An exegesis usually takes the form of a written, audio or video essay and provides a critical explanation of logical thought processes, choice of themes and justifications for the creative decisions made when the creative work was produced.
An exegesis also allows for students to critically examine their creative work in comparison to current theory and practice.
PLEASE NOTE
You may be asked to include other components in your exegesis. The below is a template outline and a general guide to the content to include. Please read your assessment question carefully and check with your lecturer for anything specific you should include.
INTRODUCTION
Here you can describe your work.
What is about? What are the themes?
Why is it important to you and why will it be important to your audience?
Where does your work sit within a broader social, historical or artistic context?

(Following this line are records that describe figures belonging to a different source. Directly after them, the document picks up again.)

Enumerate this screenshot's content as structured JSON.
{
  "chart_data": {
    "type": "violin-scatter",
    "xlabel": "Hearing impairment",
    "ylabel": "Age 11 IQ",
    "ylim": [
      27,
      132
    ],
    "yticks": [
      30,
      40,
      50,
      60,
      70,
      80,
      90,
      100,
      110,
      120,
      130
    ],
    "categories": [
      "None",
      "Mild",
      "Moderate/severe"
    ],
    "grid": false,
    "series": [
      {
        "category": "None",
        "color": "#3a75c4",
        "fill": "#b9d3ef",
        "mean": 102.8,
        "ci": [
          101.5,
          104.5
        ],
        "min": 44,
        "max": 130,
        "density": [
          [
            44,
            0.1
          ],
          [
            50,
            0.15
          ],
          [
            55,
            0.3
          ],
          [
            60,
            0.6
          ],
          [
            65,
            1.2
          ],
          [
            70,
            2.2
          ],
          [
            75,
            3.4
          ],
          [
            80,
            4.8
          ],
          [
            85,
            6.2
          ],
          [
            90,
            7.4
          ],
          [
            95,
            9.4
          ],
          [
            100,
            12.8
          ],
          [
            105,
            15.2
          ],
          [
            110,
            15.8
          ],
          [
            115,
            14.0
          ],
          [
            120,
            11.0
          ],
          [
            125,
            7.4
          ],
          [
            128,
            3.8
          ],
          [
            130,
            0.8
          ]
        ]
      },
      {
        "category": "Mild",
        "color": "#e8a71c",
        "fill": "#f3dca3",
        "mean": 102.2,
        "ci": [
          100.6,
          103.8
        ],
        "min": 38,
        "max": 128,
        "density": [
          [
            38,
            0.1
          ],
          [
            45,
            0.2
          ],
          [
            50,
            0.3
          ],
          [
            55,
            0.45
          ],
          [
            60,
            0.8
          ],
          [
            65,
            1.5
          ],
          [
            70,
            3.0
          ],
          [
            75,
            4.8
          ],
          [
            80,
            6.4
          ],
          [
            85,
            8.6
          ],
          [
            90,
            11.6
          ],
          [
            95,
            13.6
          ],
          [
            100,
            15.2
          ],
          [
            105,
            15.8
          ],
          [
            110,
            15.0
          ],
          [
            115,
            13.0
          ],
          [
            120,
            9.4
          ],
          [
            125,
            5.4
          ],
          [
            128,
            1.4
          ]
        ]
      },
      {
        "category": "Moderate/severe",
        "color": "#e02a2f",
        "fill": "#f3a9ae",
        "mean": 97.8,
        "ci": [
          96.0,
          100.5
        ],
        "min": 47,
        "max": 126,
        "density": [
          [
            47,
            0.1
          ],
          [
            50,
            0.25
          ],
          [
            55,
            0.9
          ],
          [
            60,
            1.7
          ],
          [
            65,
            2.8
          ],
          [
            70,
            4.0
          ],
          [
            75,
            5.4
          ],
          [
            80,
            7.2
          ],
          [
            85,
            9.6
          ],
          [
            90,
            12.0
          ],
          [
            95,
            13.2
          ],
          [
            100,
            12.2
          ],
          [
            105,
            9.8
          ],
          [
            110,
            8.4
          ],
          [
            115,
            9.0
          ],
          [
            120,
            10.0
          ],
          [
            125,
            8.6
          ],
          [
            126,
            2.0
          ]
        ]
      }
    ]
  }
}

Also identify the discussion points to come, and outline what you will talk about in the body of your exegesis.
BODY
This is where you will delve into analysing your work further.
You may include:
An outline and assessment of the process that you undertook to create the work, also discussing which aspects of the process worked well and which didn't.
Your inspiration, your ideas and the process of moved from ideas to physical works.
The historical and cultural context and significance or your work.
A detailed look at the work itself - each aspect of the work, especially in relation to the above concepts.
CONCLUSION
Here you will sum up your ideas and give a broad overview of the outcomes and discoveries that you discussed above.
Fonts & Paragraphs
For written exegeses use a serif font (such as Times New Roman, Palatino, Garamond). You may use a different sans serif font (for example Helvetica, Arial etc.) for your headings. It's not advisable to use more than two fonts.
For a website use a sans serif font. You can vary the font of headings, but again, it’s not advisable to use more than two fonts on your website.
12 point font preferred. Do not use larger than 12 point, and only use 10 point if the typeface is readable without strain.
Margins
Left & right margins: 3.81cm
Top Margin 5.08 cm; bottom margin 2.54cm
Pagination
Include page numbers for all pages; use roman numerals for Front Matter (e.g. if listing keywords, table of contents, etc.) Your title page is counted as page i, but should not be numbered.